While doing some routine brake work on an XJS, I was inspired to write this next article.
As we all know, Jaguars are just a little different than most. In many instances, this is what draws us in as owners, purveyors and caretakers of the breed. I am talking about things like, vanity mirrors on the inside of the glove box doors instead of the sun visors, dual fuel tanks, heated windshield glass, a key that is a "rod" instead of a "blade", bonnet latches that require locking as well as releasing, the "flying buttress". The list is comically long.
One of the odd choices that Jaguar used for a really long time is something that mystifies many - and something that, personally, I really like - I am talking about choice to use safety wire to "lock" important bolts in place.
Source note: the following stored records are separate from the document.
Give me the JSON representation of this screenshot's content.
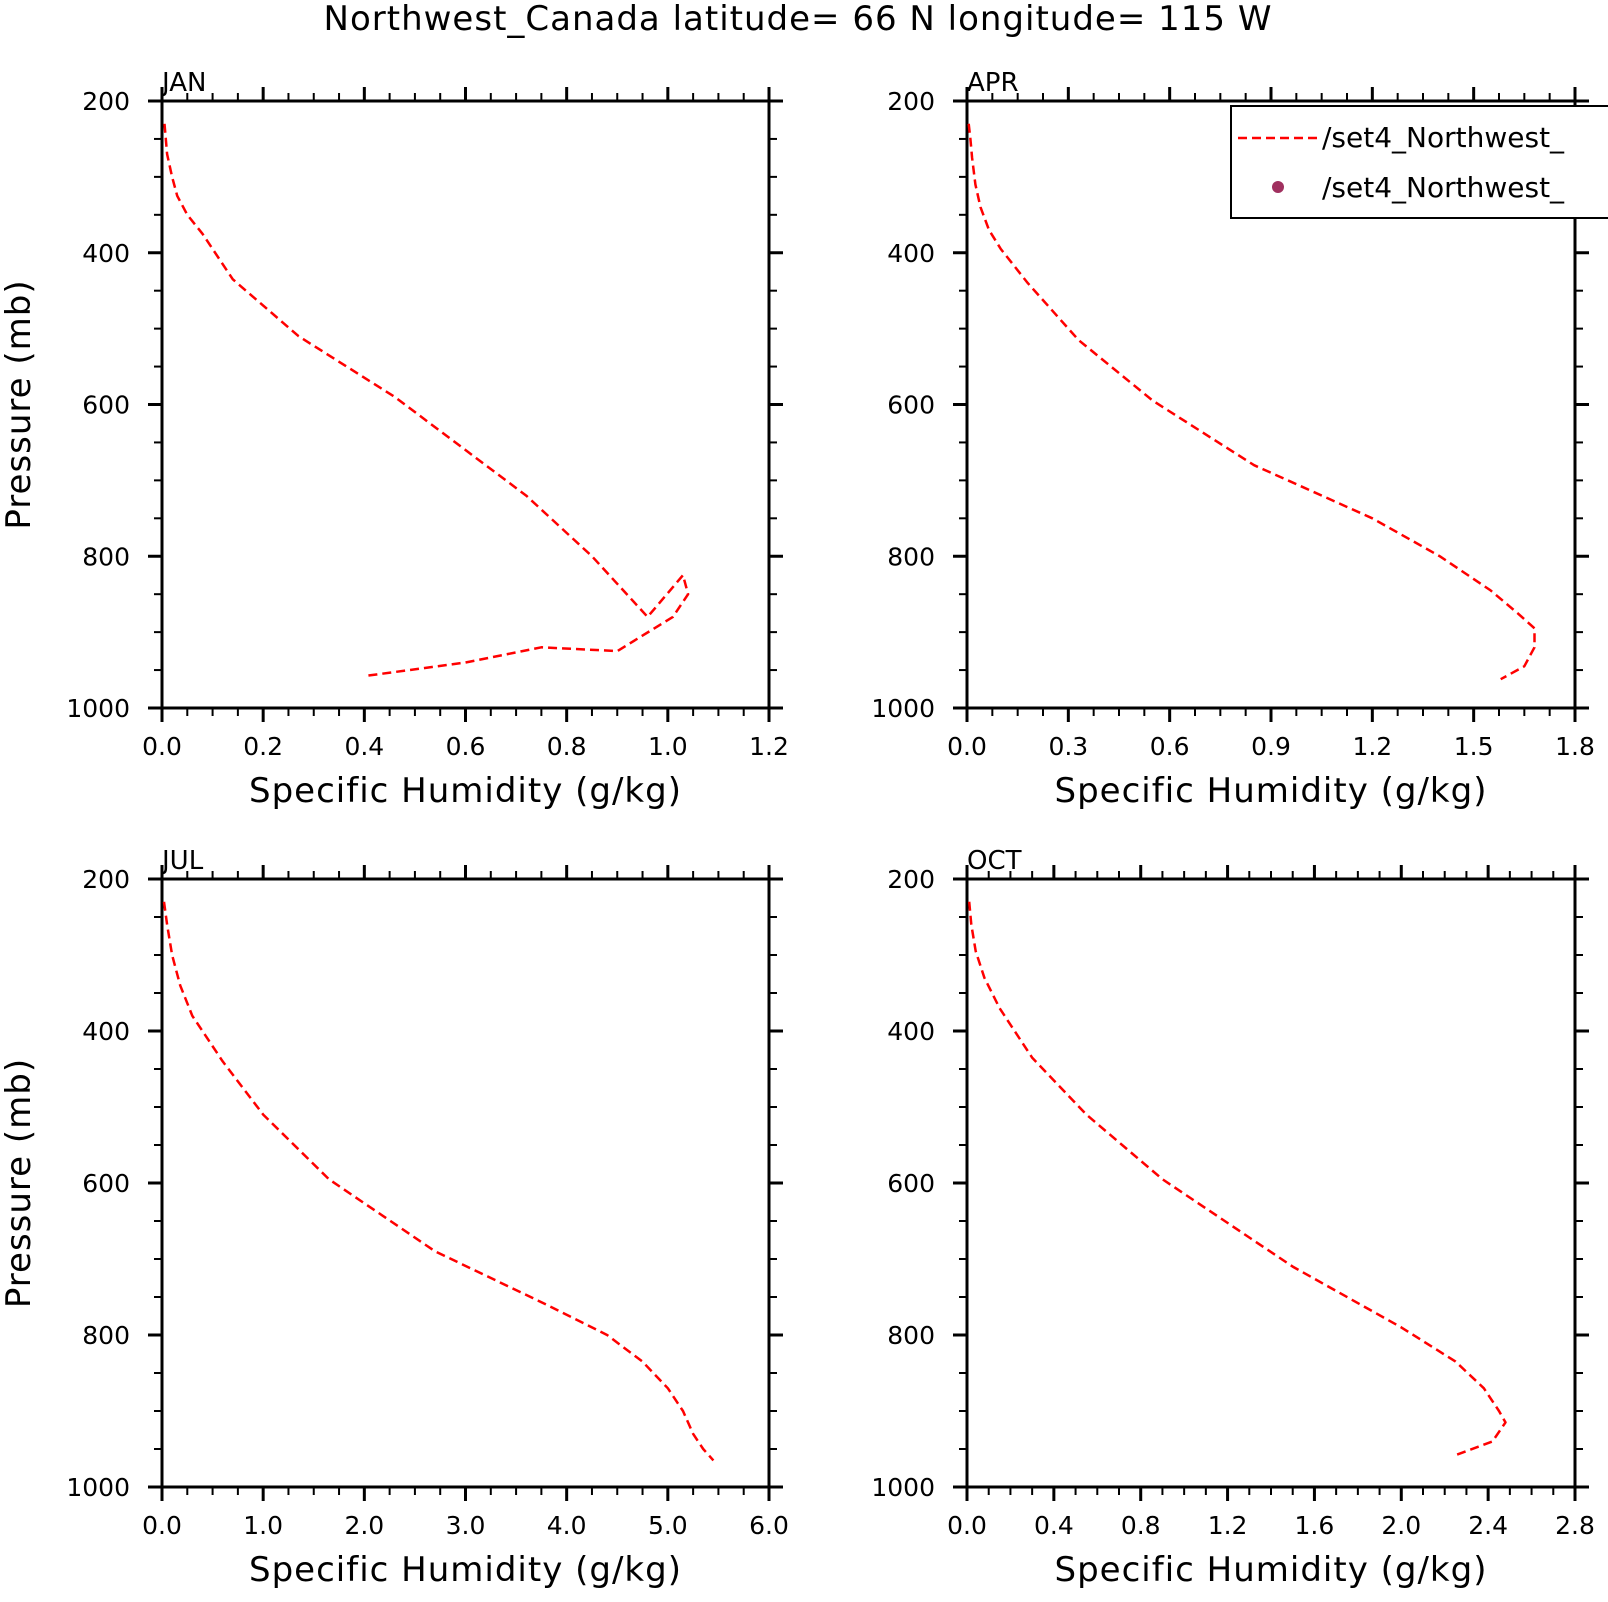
{
  "title": "Northwest_Canada  latitude= 66 N longitude= 115 W",
  "colors": {
    "model_line": "#ff0000",
    "obs_marker": "#a0305f"
  },
  "legend": {
    "placement": "top-right",
    "entries": [
      {
        "label": "/set4_Northwest_",
        "style": "dashed-line"
      },
      {
        "label": "/set4_Northwest_",
        "style": "dot"
      }
    ]
  },
  "chart_data": [
    {
      "type": "line",
      "month": "JAN",
      "xlabel": "Specific Humidity (g/kg)",
      "ylabel": "Pressure (mb)",
      "xlim": [
        0,
        1.2
      ],
      "ylim": [
        1000,
        200
      ],
      "yreversed": true,
      "xticks": [
        "0.0",
        "0.2",
        "0.4",
        "0.6",
        "0.8",
        "1.0",
        "1.2"
      ],
      "yticks": [
        "200",
        "400",
        "600",
        "800",
        "1000"
      ],
      "series": [
        {
          "x": [
            0.005,
            0.01,
            0.02,
            0.03,
            0.05,
            0.08,
            0.14,
            0.27,
            0.46,
            0.72,
            0.85,
            0.96,
            1.03,
            1.04,
            1.01,
            0.9,
            0.75,
            0.6,
            0.4
          ],
          "y": [
            230,
            270,
            300,
            325,
            350,
            375,
            435,
            510,
            590,
            720,
            800,
            880,
            825,
            850,
            880,
            925,
            920,
            940,
            958
          ]
        }
      ]
    },
    {
      "type": "line",
      "month": "APR",
      "xlabel": "Specific Humidity (g/kg)",
      "ylabel": "",
      "xlim": [
        0,
        1.8
      ],
      "ylim": [
        1000,
        200
      ],
      "yreversed": true,
      "xticks": [
        "0.0",
        "0.3",
        "0.6",
        "0.9",
        "1.2",
        "1.5",
        "1.8"
      ],
      "yticks": [
        "200",
        "400",
        "600",
        "800",
        "1000"
      ],
      "series": [
        {
          "x": [
            0.005,
            0.01,
            0.015,
            0.025,
            0.04,
            0.065,
            0.1,
            0.18,
            0.33,
            0.55,
            0.85,
            1.2,
            1.4,
            1.55,
            1.63,
            1.68,
            1.68,
            1.65,
            1.58
          ],
          "y": [
            230,
            250,
            275,
            310,
            340,
            370,
            395,
            440,
            515,
            595,
            680,
            750,
            800,
            845,
            875,
            895,
            920,
            945,
            962
          ]
        }
      ]
    },
    {
      "type": "line",
      "month": "JUL",
      "xlabel": "Specific Humidity (g/kg)",
      "ylabel": "Pressure (mb)",
      "xlim": [
        0,
        6
      ],
      "ylim": [
        1000,
        200
      ],
      "yreversed": true,
      "xticks": [
        "0.0",
        "1.0",
        "2.0",
        "3.0",
        "4.0",
        "5.0",
        "6.0"
      ],
      "yticks": [
        "200",
        "400",
        "600",
        "800",
        "1000"
      ],
      "series": [
        {
          "x": [
            0.02,
            0.05,
            0.1,
            0.18,
            0.3,
            0.6,
            1.0,
            1.65,
            2.7,
            3.8,
            4.4,
            4.75,
            5.0,
            5.15,
            5.25,
            5.35,
            5.45
          ],
          "y": [
            230,
            260,
            300,
            340,
            380,
            440,
            510,
            595,
            690,
            760,
            800,
            835,
            870,
            900,
            930,
            950,
            965
          ]
        }
      ]
    },
    {
      "type": "line",
      "month": "OCT",
      "xlabel": "Specific Humidity (g/kg)",
      "ylabel": "",
      "xlim": [
        0,
        2.8
      ],
      "ylim": [
        1000,
        200
      ],
      "yreversed": true,
      "xticks": [
        "0.0",
        "0.4",
        "0.8",
        "1.2",
        "1.6",
        "2.0",
        "2.4",
        "2.8"
      ],
      "yticks": [
        "200",
        "400",
        "600",
        "800",
        "1000"
      ],
      "series": [
        {
          "x": [
            0.01,
            0.02,
            0.04,
            0.08,
            0.15,
            0.3,
            0.55,
            0.9,
            1.5,
            2.0,
            2.25,
            2.38,
            2.45,
            2.48,
            2.42,
            2.25
          ],
          "y": [
            230,
            260,
            295,
            330,
            370,
            435,
            510,
            595,
            710,
            790,
            835,
            870,
            900,
            915,
            940,
            958
          ]
        }
      ]
    }
  ]
}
I say "mystifies" because it really doesn't seem to make much sense; Much like the coil-spring-rear-transmission-mount witchcraft, It's as if, (to paraphrase Colin Chapman) the thought was "add complicatedness".
Where most other vehicles use very simple devices such as lock-washers which bite into the surfaces as the bolt is tightened or lock-nuts which are just slightly "distorted" nuts that effectively bind onto the bolt making it tighter than normal to remove, Jaguar opted to make special bolts with drilled heads to accept wire threaded in, twisted in a specific way and then threaded through a sister bolt to tie the two bolts together.
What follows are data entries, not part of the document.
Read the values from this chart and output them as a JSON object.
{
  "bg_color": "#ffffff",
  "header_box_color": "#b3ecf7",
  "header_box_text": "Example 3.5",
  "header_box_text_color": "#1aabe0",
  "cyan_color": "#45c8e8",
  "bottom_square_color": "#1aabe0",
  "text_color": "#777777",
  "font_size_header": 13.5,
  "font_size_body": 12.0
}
As you can see from the "before" picture - if you don't know how safety wire works...it isn't going to work.
The last guy not only made a ugly mess of the job, but the correct bolts are in the wrong places and the wire does not tie the two bolts together. He didn't even use the right type of wire...sigh.
As I said, I like safety wire. I like it for the same reasons why it is annoying.
Making sure that it is used correctly is tedious, time consuming and, unlike polishing your wire wheels (which is ALSO tedious and time consuming), no one is ever going to see it.
Most casual car people don't even know that it's there.
If anyone reading this knows the reason that safety wire was used, I would be interested in knowing it.
Perhaps it is simply because it is extremely effective? I doubt that manufacturing special, drilled bolts and stainless wire is more cost effective than lock washers, not to mention the increased potential for screw ups - it's use is definitely not foolproof.
Safety wire is used extensively in aviation, but Jaguar has no heritage in that department.
Digging a little deeper here, perhaps Sir William knew something that we don't.
Perhaps like following your grandmother's recipes, smoking a cigar or choosing to read the book rather than watch the movie, one could argue that safety wire forces you to slow down. To go to the garage. To focus. To center yourself on and to appreciate the task. To be content and satisfied with the completion. It is static movement - you can actually SEE how it works by imagining one bolt trying to loosen counter-clockwise, effectively tightening the other by pulling clockwise on the wire that penetrates and binds the universe together....
In conclusion; Safety wire helps to add that little something extra...whatever that may be.